Pharmaceutical breakthroughs for anxiety have been lackluster in the last half-century. Converging behavior and limbic molecular heterogeneity has the potential to revolutionize biomarker-driven interventions. However, current in vivo models too often deploy artificial systems including directed evolution, mutations and fear induction, which poorly mirror clinical manifestations.

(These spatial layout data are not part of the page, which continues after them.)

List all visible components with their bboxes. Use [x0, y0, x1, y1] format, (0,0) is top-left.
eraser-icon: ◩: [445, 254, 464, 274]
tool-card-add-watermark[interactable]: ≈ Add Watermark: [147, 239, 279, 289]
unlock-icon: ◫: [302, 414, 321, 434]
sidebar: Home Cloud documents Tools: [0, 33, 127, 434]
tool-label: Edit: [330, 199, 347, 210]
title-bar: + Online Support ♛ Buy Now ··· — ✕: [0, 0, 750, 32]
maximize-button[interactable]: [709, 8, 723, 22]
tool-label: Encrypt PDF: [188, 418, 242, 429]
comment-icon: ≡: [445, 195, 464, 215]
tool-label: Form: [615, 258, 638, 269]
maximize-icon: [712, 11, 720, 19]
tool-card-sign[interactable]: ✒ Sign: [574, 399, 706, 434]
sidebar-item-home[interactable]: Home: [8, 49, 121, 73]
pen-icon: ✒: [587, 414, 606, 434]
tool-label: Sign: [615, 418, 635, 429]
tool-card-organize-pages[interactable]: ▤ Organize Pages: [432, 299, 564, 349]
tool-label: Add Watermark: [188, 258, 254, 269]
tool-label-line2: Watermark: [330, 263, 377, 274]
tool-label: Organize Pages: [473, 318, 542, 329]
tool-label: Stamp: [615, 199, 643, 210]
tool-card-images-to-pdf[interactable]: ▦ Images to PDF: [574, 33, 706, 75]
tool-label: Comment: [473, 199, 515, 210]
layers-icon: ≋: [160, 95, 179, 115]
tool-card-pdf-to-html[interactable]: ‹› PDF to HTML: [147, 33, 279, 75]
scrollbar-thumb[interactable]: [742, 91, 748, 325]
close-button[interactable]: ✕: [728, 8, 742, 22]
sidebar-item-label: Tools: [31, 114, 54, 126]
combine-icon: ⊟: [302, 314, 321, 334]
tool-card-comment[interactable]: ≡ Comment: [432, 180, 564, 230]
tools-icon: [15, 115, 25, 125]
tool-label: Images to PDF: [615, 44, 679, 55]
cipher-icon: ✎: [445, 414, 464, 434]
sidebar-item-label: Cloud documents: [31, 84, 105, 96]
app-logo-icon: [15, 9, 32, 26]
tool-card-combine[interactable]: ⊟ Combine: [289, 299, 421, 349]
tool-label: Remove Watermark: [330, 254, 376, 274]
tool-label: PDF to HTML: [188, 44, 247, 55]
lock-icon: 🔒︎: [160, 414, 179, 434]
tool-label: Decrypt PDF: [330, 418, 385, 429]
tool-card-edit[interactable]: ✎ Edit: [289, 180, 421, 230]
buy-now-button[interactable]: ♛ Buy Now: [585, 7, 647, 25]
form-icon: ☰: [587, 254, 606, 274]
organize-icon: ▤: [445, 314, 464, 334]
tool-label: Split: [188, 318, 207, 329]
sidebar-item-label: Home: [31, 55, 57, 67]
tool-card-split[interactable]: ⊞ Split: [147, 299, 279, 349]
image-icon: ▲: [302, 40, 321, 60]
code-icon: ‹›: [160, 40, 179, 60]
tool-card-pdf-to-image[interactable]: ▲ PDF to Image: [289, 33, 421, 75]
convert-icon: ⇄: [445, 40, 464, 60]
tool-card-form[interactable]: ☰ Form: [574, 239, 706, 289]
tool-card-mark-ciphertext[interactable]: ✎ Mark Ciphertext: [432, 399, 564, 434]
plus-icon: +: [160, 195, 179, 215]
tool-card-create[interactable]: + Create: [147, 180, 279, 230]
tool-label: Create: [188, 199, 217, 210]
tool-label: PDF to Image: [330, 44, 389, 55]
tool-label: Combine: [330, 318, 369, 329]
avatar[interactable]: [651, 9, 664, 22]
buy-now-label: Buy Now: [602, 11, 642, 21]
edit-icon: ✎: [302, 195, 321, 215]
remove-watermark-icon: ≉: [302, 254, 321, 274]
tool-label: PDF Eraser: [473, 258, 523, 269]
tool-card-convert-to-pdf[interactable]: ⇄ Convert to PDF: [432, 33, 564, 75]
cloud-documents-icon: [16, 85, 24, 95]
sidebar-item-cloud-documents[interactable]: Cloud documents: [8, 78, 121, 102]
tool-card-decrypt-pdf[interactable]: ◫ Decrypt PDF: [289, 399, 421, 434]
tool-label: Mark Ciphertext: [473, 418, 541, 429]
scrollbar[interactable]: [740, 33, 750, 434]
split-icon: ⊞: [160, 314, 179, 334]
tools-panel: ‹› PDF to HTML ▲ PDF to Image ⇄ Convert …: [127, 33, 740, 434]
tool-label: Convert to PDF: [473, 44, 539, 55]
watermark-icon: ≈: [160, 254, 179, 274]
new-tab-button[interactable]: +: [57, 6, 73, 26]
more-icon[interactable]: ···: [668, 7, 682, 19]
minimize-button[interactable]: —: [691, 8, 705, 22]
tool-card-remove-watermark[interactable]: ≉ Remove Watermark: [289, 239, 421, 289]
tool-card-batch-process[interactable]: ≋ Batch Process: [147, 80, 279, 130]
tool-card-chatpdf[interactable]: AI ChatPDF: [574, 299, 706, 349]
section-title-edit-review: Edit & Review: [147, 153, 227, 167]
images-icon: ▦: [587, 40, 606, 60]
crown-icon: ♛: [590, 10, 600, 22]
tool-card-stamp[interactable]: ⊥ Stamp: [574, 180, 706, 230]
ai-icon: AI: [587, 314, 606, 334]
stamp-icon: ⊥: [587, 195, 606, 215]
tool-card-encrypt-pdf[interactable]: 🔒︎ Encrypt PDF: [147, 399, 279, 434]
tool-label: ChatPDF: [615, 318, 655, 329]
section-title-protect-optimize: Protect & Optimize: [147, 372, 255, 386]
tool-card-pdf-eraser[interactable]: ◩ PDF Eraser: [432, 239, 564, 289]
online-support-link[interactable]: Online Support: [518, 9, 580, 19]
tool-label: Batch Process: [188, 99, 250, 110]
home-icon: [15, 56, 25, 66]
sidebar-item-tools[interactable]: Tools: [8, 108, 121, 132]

Here, we explore transcriptional heterogeneity of the amygdala in isogenic mice using an unbiased multi-dimensional computational approach that segregates intra-cohort reactions to moderate situational adversity and intersects it with high content molecular profiling. We show that while the computational approach stratifies known features of clinical anxiety including nitric oxide, opioid and corticotropin signaling, previously unrecognized druggable biomarkers emerge, such as calpain11 and scand1. Through ingenuity pathway analyses, we further describe a role for neurosteroid estradiol signaling, heat shock proteins, ubiquitin ligases and lipid metabolism. In addition, we report a remarkable behavioral pattern that maps to molecular features of anxiety in mice through counterphobic social attitudes, which manifest as increased, yet spatially distant socialization. These findings provide an unbiased approach for interrogating anxiolytics, and hint toward biomarkers underpinning behavioral and social patterns that merit further exploration.